In one cohort 24 patients who received Alimta, carboplatin and Keytruda as a front-line treatment followed by Alimta/Keytruda for up to two years achieved an objective response rate (ORR) of 71%. Furthermore, those with the highest level of PD-L1 expression showed a 75% ORR.
Pooled data from Checkmate-012, a phase Ib study of Opdivo and Yervoy, were also presented. Here the combination achieved an ORR of 39% to 47%, depending on dose. ORR averaged 57% in PD-L1-positive patients and reached 92% in the highest (≥50%) PD-L1 expressers. In patients who tested PD-L1-negative the ORR for the combination regimen was just 15%.
This combination is being assessed in the phase III Checkmate-227 trial, which has a projected completion date of January 2018. But competition in the NSCLC market looms, and a review by EP Vantage shows 23 phase III studies under way with PD-1/PD-L1 inhibitors.

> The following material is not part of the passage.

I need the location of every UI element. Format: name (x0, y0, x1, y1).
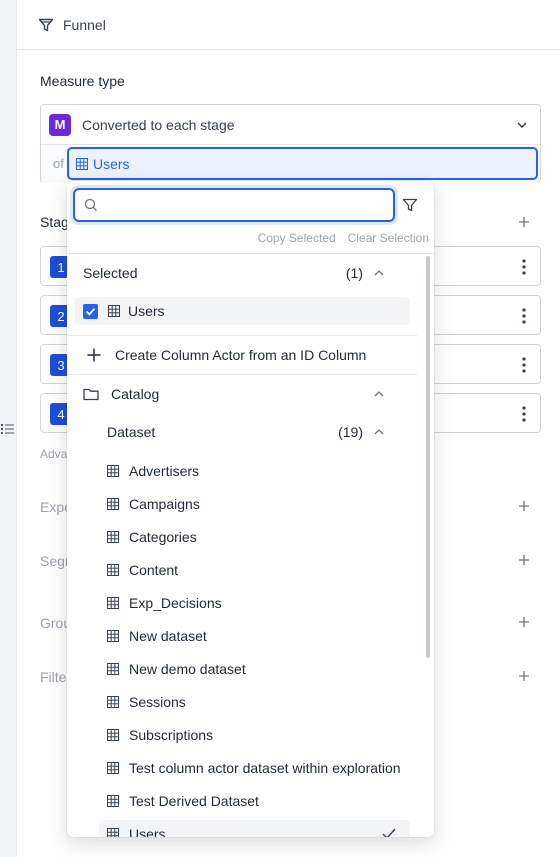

|Selected late-stage immuno-oncology trials in non-small cell lung cancer|
|Project/company||Enrolment||Study name||Trial ID||Data|
|Keytruda (Merck & Co)||305||Keynote-024||NCT02142738||Jun 2016|
|Tecentriq (Roche)||1,200||IMpower150||NCT02366143||Jan 2017|
|Durvalumab (AstraZeneca)||730||Arctic||NCT02352948||Feb 2017|
|Avelumab (Merck KGaA/Pfizer)||420||Javelin Lung 100||NCT02576574||Aug 2017|
|650||Javelin Lung 200||NCT02395172||Oct 2017|
The first threat is likely to come from Roche’s Tecentriq, which is under review for second-line use in PD-L1 expressers, with a PDUFA date of October 19. A more direct threat could come in the form of Pfizer/Merck KGaA’s avelumab, which is being studied in the first-line indication in the Javelin lung 100 study.
AstraZeneca has a number of phase III studies under way with durvalumab, though earlier this year it made a decision that, irrespective of their outcome, it would not file this project as monotherapy, instead seeking to build an immuno-oncology franchise based on the combination with tremelimumab. Its first study of this combination in PD-L1-negative third line-patients reads out in early 2017.
Either way, any lead that Keytruda will have thanks to its earlier data readout is likely to be short lived.